An interesting fact is, by looking at different halftone photos, if the patterns of dots are the same, they will also look the same in their frequency spectrum. This means that we can filter those halftone images using the same mask and it also means that we can identify halftone patterns using FFT. If we for some reason want to see the printing pattern of a set of photos, we can identify which ones used the same halftone pattern.
I have an example of a halftone photo of Stefan Berggren, a member of GMK (Göteborgs Magiska Klubb). The photo was scanned from the club’s paper called ‘Tricks’. This specific photo was from September 1984, as part of a set of photos of a performance.
It can be difficult to see the smoothing effect the FFT method has, so I created a closeup of Stefans right arm to show that the background actually has a texture that cannot be seen in the halftone photo. The patterns we erase are both the bright ones and the dark ones. The intensity of all the dots are equalized.

Closeup of background. The filter is blurring and revealing details that are not easily seen in the original photo.
While looking around using Google search, I found a Photoshop plugin by Alex V. Chirokov that actually does what I just did. See Photoshop FFT plugin.

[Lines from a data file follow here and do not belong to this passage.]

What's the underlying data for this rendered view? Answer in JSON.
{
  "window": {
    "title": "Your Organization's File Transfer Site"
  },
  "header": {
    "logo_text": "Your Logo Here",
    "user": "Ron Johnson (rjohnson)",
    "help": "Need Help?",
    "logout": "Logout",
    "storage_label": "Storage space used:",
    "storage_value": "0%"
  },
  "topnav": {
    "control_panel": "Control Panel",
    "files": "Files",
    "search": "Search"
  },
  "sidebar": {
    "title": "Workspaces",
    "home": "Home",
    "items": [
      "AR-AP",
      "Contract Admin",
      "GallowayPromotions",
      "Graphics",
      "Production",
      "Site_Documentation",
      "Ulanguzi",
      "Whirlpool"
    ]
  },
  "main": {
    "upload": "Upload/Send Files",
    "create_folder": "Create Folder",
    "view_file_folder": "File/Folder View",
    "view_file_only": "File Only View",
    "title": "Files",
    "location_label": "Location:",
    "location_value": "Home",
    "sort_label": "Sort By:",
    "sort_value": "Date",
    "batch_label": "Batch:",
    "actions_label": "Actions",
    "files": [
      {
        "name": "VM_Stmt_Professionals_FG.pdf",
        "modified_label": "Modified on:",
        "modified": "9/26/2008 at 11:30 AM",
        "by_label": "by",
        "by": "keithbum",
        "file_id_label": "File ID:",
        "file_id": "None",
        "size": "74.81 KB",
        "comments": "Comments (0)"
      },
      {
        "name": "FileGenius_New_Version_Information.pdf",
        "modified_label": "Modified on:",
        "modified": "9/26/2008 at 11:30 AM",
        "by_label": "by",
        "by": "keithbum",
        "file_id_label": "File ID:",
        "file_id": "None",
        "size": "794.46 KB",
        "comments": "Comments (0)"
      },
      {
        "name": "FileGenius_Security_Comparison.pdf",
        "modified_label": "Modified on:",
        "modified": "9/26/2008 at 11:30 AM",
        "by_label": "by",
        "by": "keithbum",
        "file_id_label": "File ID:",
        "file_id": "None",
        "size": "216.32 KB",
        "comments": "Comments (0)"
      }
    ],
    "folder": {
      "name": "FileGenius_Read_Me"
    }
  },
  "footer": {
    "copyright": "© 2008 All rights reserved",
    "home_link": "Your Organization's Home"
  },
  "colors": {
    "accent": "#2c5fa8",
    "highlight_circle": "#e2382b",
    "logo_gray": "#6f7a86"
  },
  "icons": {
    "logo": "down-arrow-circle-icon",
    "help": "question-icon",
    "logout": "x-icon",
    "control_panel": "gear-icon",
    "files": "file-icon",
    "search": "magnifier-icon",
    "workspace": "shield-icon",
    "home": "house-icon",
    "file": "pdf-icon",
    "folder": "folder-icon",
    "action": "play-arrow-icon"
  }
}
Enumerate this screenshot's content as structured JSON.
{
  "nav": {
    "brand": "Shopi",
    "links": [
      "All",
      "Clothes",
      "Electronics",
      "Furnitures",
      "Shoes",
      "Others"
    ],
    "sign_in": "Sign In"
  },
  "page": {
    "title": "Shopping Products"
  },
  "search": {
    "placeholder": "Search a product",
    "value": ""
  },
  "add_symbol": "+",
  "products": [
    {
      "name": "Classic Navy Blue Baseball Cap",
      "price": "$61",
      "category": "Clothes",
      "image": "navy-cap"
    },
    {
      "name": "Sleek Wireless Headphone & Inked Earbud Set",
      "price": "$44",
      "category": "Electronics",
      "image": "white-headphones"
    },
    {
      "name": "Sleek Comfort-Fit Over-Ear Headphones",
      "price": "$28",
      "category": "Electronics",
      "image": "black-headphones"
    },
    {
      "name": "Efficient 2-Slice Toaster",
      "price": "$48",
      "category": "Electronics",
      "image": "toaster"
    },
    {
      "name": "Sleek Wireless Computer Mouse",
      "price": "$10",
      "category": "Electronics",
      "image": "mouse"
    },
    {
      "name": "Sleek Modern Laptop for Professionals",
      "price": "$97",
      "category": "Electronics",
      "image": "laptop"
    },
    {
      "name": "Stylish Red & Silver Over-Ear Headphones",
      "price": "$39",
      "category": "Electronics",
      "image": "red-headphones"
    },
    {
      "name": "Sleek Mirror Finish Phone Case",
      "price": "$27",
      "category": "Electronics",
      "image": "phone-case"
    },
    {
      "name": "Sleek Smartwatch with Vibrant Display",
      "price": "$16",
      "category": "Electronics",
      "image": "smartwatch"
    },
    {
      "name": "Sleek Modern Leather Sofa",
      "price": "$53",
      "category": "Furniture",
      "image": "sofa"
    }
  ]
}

If you have Matlab and you don’t want to buy Photoshop, just give my code a try 😉
The Code
The method of using the frequency spectrum to manipulate the image data is not new, but it is still very interesting. The most important part of this technique is that the original image is not degraded as with a blur filter. The sharp features seems to be preserved quite well considering.
Try it yourself (added 2022-12-14)
So I have these codes, how do I actually try it on an image?
First, run the code called preprocess and load with your image of choice (see where I use the imread function). I use the Stefan example again, this is what the half tone photo look like:
Then run painter, this will allow you to paint in the frequency plot. Draw on the white dots surrounding the center blob (center= lower frequency). These dots are the patterns that repeat that we would like to remove when we go back to the spatial domain.
When you have finished drawing, run reconstruction, which will show you the spatial domain once again with your mask assigning the red pixels to 0, “removing” the repeating dots, hopefully.
Additional Comments
Maybe I will add a smoothing filter to the drawing code, so it resembles the Photoshop plugin more. I might also remove the symmetry, so I only have to draw half of the frequency spectrum. Also, a real time preview would be really helpful.
I tried running your code on matlab and it does not work. So please I need some clarification. I understand how the mag is achieved, my issue is the mask and what next to do to remove the halftone.
Hello Kelvin. I added a new section with details on how to try out the code. I don’t have access to Matlab anymore so I ran this using Octave and it worked.